= Margaret Tartaglione =

Philadelphia politician

Margaret “Marge” Tartaglione (February 1, 1933 – July 9, 2019) was a Democratic politician from Philadelphia who served as city commissioner. She was elected in 1975 serving until 2011. She was the Democratic chairwoman of the 62nd Ward in Northeast Philadelphia from the 1960s until her death.

==Early life==
Tartaglione was born Margaret M. Warnecka in Port Richmond of Polish ancestry, graduating from the Nativity Commercial School. She married Eugene Tartaglione in 1950 with whom she had five children. The family lived in Oxford Circle of Northeast Philadelphia, and in the 1960s she was recruited by the Democratic Party to serve as a committee person and was soon elected Democratic ward leader for the 62nd ward.

==Political career==
Tartaglione was elected to the Board of City Commissioners in 1975 on the ticket headed by Frank Rizzo and served until she was defeated in 2011. She was the first Democratic woman to be elected citywide, and served nearly 40 years in the Philadelphia City Commissions Office, mostly as chairperson, the longest tenure of any commissioner since the office was formed in the 1850s. She oversaw Philadelphia City elections and is credited with hiring and maintaining an effective team of civil service workers, implementing computerized voting, and instituting the policy of "sunshine meetings" in which the city commissioners are required to discuss and vote on matters in public. Jim Kenney, city councilman when Tartaglione left office and later mayor of Philadelphia, noted that critics of the system often failed to appreciate the immense challenges involved, and that she and her team managed Election Day with the precision and coordination of military generals.

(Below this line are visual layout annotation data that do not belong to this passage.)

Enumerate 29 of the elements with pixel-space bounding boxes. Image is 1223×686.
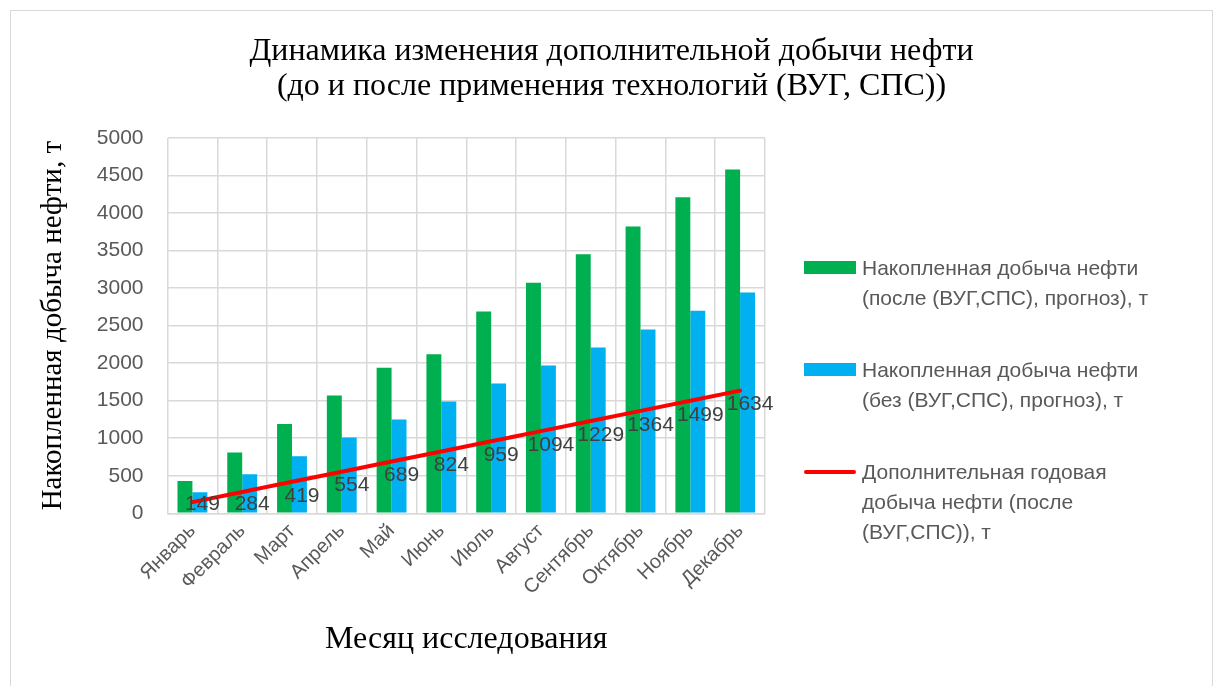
data-label: 1499	[676, 401, 724, 425]
y-tick-label: 4000	[96, 199, 144, 223]
data-label: 1364	[627, 411, 675, 435]
y-tick-label: 3500	[96, 237, 144, 261]
y-axis-title: Накопленная добыча нефти, т	[35, 140, 68, 511]
legend-label: Накопленная добыча нефти (без (ВУГ,СПС), прогноз), т	[862, 357, 1140, 413]
y-tick-label: 4500	[96, 162, 144, 186]
legend-label: Дополнительная годовая добыча нефти (после (ВУГ,СПС)), т	[862, 459, 1108, 545]
data-label: 149	[184, 491, 220, 515]
data-label: 1229	[577, 421, 625, 445]
chart-title: Динамика изменения дополнительной добычи нефти (до и после применения технологий (ВУГ, СПС))	[248, 31, 975, 102]
x-axis-title: Месяц исследования	[325, 619, 608, 656]
legend-label: Накопленная добыча нефти (после (ВУГ,СПС), прогноз), т	[862, 255, 1149, 311]
y-tick-label: 1500	[96, 387, 144, 411]
y-tick-label: 1000	[96, 425, 144, 449]
y-tick-label: 2500	[96, 312, 144, 336]
y-tick-label: 3000	[96, 274, 144, 298]
data-label: 1634	[726, 391, 774, 415]
data-label: 554	[334, 472, 370, 496]
y-tick-label: 5000	[96, 124, 144, 148]
y-tick-label: 2000	[96, 349, 144, 373]
data-label: 824	[433, 452, 470, 476]
y-tick-label: 0	[131, 500, 144, 524]
data-label: 959	[483, 442, 519, 466]
data-label: 419	[284, 482, 320, 506]
data-label: 689	[384, 462, 420, 486]
data-label: 284	[234, 491, 271, 515]
y-tick-label: 500	[108, 462, 144, 486]
data-label: 1094	[527, 431, 575, 455]
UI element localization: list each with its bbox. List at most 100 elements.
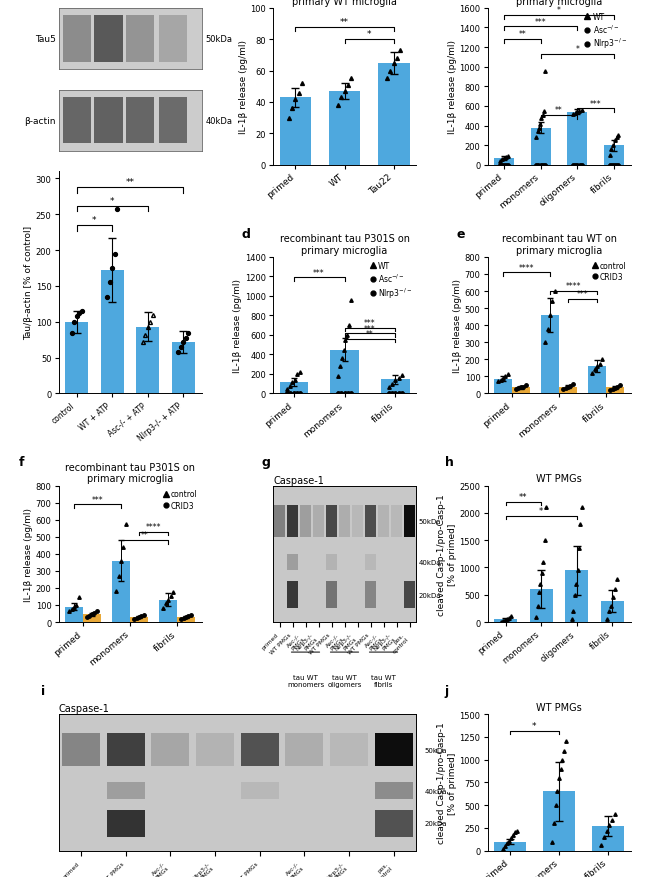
- Bar: [530, 128, 551, 166]
- Bar: [274, 505, 285, 538]
- Text: Tau5: Tau5: [34, 35, 56, 44]
- Bar: [543, 792, 575, 851]
- Bar: [352, 505, 363, 538]
- Text: ****: ****: [146, 523, 161, 531]
- Text: Caspase-1: Caspase-1: [273, 475, 324, 485]
- Title: brain homogenate on
primary WT microglia: brain homogenate on primary WT microglia: [292, 0, 397, 7]
- Text: ****: ****: [566, 282, 581, 291]
- Bar: [559, 387, 577, 394]
- Text: *: *: [532, 721, 537, 730]
- Bar: [494, 159, 514, 166]
- Y-axis label: Tau/β-actin [% of control]: Tau/β-actin [% of control]: [24, 226, 33, 340]
- Bar: [159, 97, 187, 144]
- Bar: [330, 733, 368, 766]
- Legend: control, CRID3: control, CRID3: [162, 489, 198, 510]
- Text: ***: ***: [535, 18, 547, 26]
- Bar: [280, 382, 307, 394]
- Legend: WT, Asc$^{-/-}$, Nlrp3$^{-/-}$: WT, Asc$^{-/-}$, Nlrp3$^{-/-}$: [584, 12, 627, 52]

Known for her raspy voice and sharp wit, Tartaglione was regarded as a tough veteran ward leader who was known for speaking her mind. When a rival crossed her she would clearly let them know while also opening doors for women in local politics. Holding ward meetings in the basement of her Oxford Circle home, she was noted for requiring candidates to sing in front of her ward committee members before considering them for an endorsement. City councilman Mark Squilla said she and the committee people mostly discussed city services, not bigger political issues, i.e. quality-of-life issues like fixing a pothole or streetlight rather than a specific policy.

==Criticism==
In 1978, she moved a polling place shortly before election which prompted a complaint from then state Rep. Bob O'Donnell which led to district attorney Ed Rendell charging her with violating election code, leading to her arrest on election day. The charges were dropped and she sued O’Donnell, later settling with him out of court.

In 1994, a judge ordered the removal of William G. Stinson from the Pennsylvania State Senate due to a voting scandal in the Second Senate District, where the two Democratic commissioners including Tartaglione were accused of allowing absentee ballot packages to be distributed via Stinson’s campaign instead of directly to voters, contrary to election rules, and failing to properly timestamp and verify voter signatures. His ruling sharply criticized Tartaglione, finding her complicit in enabling the fraud, accusing her of failing to prevent and potentially facilitating misconduct. She claimed the ruling unfairly disenfranchised voters and compared it to the Dred Scott decision. The Republication commissioner John F. Kane said he was unaware of any misconduct. When later asked if her constituents were upset about the absentee voting scandal she said that they were not since they knew her.

In 2010, the Committee of Seventy criticized the Philadelphia commissioners about their management of elections, recommending they do more to stop electioneering within ten feet of polling places as well as provide more training for and transparency of poll worker positions.

==Family in politics==
Marge Tartaglione was also the matriarch of a political family, including her daughters, State Sen. Christine “Tina” Tartaglione and Renee Tartaglione Matos. Renee, who served as chief of staff in her mother’s city commissioners office, retired from her position as deputy elections commissioner after a Board of Ethics investigation determined that she ordered ballots that misled voters and collected street money for her mother and husband’s election funds. Renee was later imprisoned for federal fraud and theft convictions.

When her daughter Tina ran for the Pennsylvania State Senate 2nd district seat in 1994, in the primary race the challenger Harvey Rice printed a ballot that said he was the endorsed candidate when Tina was the party’s pick. When Marge found out she called the district attorney Lynne Abraham, party chairman Bob Brady, and anyone else she could think of so that early in the morning a lawyer was working on court pleadings and by noon a judge had ordered Rice, who was supported by then mayor Ed Rendell, to stop handing out the ballot. Rice called this court order an abuse of Marge Tartaglione’s power. Tina defeated Rice in the primary and won the general election by a 393 vote margin, and as of 2024 still holds this office.